Quello che è emerso dal procedimento nei vari gradi di giudizio, non è però solo la piena responsabilità penale dell’imputato, ma anche degli inquietanti profili di responsabilità a carico del Ministero dell’Interno le cui disattenzioni, negligenze e omissioni, secondo i legali dei familiari di Diouf, gli avvocati Luca Santini e Mario Angelelli di Progetto Diritti, hanno avuto un’efficacia concorrente nella causazione del fatto mortale. Questa del resto è la tesi accolta dal Tribunale Civile di Roma – seconda sezione civile, che ha condannato con sentenza del 5 aprile 2018, il Ministero dell’Interno a corrispondere la somma di circa 600 mila euro ai familiari di Diouf a titolo di risarcimento per danni materiali, morali ed esistenziali subiti in seguito alla morte del congiunto.
Dal fascicolo personale di Salvatore Morra, depositato agli atti del processo, emergono infatti una serie di precedenti di rilievo disciplinare e medico a suo carico che avrebbero dovuto indurre l’Amministrazione a ben altra cautela nel disporre l’autorizzazione all’uso delle armi e che anzi avrebbero dovuto condurre alla sospensione dal servizio. Più volte nel corso degli anni il poliziotto era stato sospeso temporaneamente dal servizio in relazione a procedimenti penali in cui era coinvolto e a diversi episodi di rilievo psichiatrico, riconducibili a “nevrosi ansiosa”. Nel 2007, in particolare, Morra era stato denunciato dalla figlia per minaccia a mano armata (si trattava dello stesso fucile con cui poi ha ucciso Diouf) e per lesioni. Il Ministero aveva dunque gravemente sottovalutato le condizioni di salute e i precedenti penali e disciplinari del suo dipendente e la Commissione Medica Ospedaliera – l’organo consultivo di cui l’Amministrazione si avvale per al fine di verificare le condizioni di salute e l’idoneità al servizio degli appartenenti alle forze dell’ordine – non risulta aver condotto test o indagini accurate che avrebbero evidenziato l’incompatibilità tra la patologia psichiatrica di Morra e la sua appartenenza al copro delle Polizia e all’uso delle armi. A ciò si aggiunge la gravissima inadempienza dell’Amministrazione nel dare attuazione al provvedimento di ritiro dell’arma emesso il 17 aprile 2018 dall’Ufficio Porto d’Armi della Questura di Roma.

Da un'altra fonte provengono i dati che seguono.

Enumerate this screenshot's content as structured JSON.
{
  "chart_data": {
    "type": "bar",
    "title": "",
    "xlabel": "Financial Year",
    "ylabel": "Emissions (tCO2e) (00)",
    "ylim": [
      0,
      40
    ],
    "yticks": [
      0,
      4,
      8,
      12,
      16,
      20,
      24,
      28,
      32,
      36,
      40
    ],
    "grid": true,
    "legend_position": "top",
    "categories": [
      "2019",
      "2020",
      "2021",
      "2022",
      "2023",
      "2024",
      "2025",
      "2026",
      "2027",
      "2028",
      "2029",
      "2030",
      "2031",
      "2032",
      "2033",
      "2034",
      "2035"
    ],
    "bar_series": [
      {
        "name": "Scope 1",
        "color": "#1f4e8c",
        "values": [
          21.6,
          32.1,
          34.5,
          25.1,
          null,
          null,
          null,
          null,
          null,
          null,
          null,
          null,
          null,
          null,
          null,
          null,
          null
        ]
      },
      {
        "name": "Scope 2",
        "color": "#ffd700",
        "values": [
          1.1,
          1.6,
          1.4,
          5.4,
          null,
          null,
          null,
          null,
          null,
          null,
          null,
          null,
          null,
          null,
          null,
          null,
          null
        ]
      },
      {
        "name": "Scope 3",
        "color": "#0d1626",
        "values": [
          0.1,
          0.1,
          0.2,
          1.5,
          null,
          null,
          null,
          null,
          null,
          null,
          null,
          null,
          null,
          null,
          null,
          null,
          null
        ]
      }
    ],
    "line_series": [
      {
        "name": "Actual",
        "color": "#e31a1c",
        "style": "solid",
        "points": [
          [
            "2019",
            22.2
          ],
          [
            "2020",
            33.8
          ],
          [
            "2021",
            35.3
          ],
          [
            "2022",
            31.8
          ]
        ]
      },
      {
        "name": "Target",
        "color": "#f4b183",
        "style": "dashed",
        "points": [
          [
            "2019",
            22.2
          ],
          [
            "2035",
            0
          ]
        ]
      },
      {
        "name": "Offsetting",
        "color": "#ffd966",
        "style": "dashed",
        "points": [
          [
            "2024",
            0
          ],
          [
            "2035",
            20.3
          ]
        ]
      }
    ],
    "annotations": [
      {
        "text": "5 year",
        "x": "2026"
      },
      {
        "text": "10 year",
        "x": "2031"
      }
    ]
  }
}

In considerazione di tutti questi elementi, il Tribunale civile di Roma ha riconosciuto, come richiesto dai legali dei familiari, una responsabilità del Ministero dell’Interno (ex art. 2043 c.c.) per aver concorso con la propria condotta omissiva alla causazione del delitto, “dal momento che appare logico ritenere – sostiene il giudice- che il mantenimento del possesso di un’arma da fuoco in capo a un soggetto affetto da ripetute e persistenti forme di patologia psichica abbia come suo possibile sviluppo logico prevedibile l’uso dell’arma medesima contro la persona altrui”.

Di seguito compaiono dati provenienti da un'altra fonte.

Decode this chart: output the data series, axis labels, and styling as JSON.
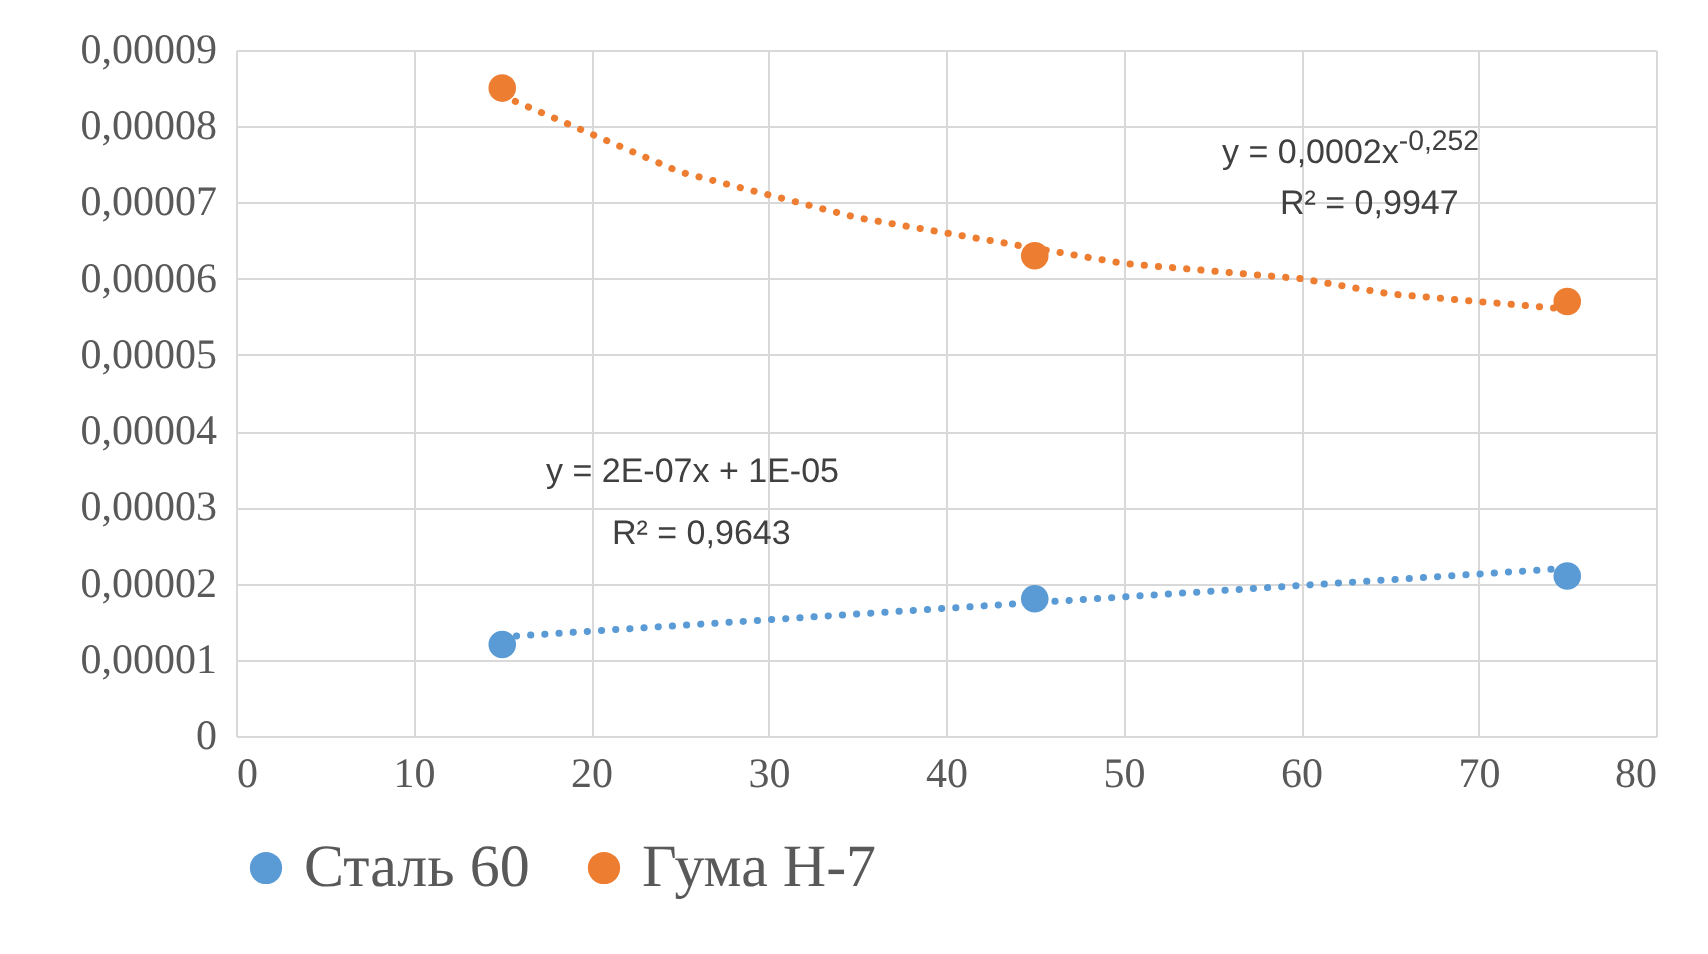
{
  "chart_data": {
    "type": "scatter",
    "xlim": [
      0,
      80
    ],
    "xticks": [
      0,
      10,
      20,
      30,
      40,
      50,
      60,
      70,
      80
    ],
    "ylim": [
      0,
      9e-05
    ],
    "yticks": [
      {
        "value": 0,
        "label": "0"
      },
      {
        "value": 1e-05,
        "label": "0,00001"
      },
      {
        "value": 2e-05,
        "label": "0,00002"
      },
      {
        "value": 3e-05,
        "label": "0,00003"
      },
      {
        "value": 4e-05,
        "label": "0,00004"
      },
      {
        "value": 5e-05,
        "label": "0,00005"
      },
      {
        "value": 6e-05,
        "label": "0,00006"
      },
      {
        "value": 7e-05,
        "label": "0,00007"
      },
      {
        "value": 8e-05,
        "label": "0,00008"
      },
      {
        "value": 9e-05,
        "label": "0,00009"
      }
    ],
    "grid": true,
    "legend": "bottom",
    "marker": "circle",
    "series": [
      {
        "type": "line",
        "line_style": "dotted",
        "marker": "none",
        "color": "#5b9bd5",
        "x": [
          15,
          75
        ],
        "values": [
          1.3e-05,
          2.2e-05
        ]
      },
      {
        "type": "line",
        "line_style": "dotted",
        "marker": "none",
        "color": "#ed7d31",
        "x": [
          15,
          20,
          25,
          30,
          35,
          40,
          45,
          50,
          55,
          60,
          65,
          70,
          75
        ],
        "values": [
          8.4e-05,
          7.9e-05,
          7.4e-05,
          7.1e-05,
          6.8e-05,
          6.6e-05,
          6.4e-05,
          6.2e-05,
          6.1e-05,
          6e-05,
          5.8e-05,
          5.7e-05,
          5.6e-05
        ]
      },
      {
        "name": "Сталь 60",
        "color": "#5b9bd5",
        "x": [
          15,
          45,
          75
        ],
        "values": [
          1.2e-05,
          1.8e-05,
          2.1e-05
        ]
      },
      {
        "name": "Гума Н-7",
        "color": "#ed7d31",
        "x": [
          15,
          45,
          75
        ],
        "values": [
          8.5e-05,
          6.3e-05,
          5.7e-05
        ]
      }
    ],
    "annotations": [
      "y = 0,0002x$^{-0,252}$",
      "R² = 0,9947",
      "y = 2E-07x + 1E-05",
      "R² = 0,9643"
    ]
  }
}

L’associazione Progetto Diritti, nel rinnovare l’espressione del proprio cordoglio per questi tristi fatti, chiede al Ministero dell’interno di riconoscere formalmente e definitivamente la proprie responsabilità per l’accaduto e di eseguire sollecitamente la sentenza senza interporre appello. Da quasi dieci anni i familiari e i figli di Diouf attendono giustizia dal Senegal, e questa è l’occasione per un gesto di riparazione da troppo tempo atteso.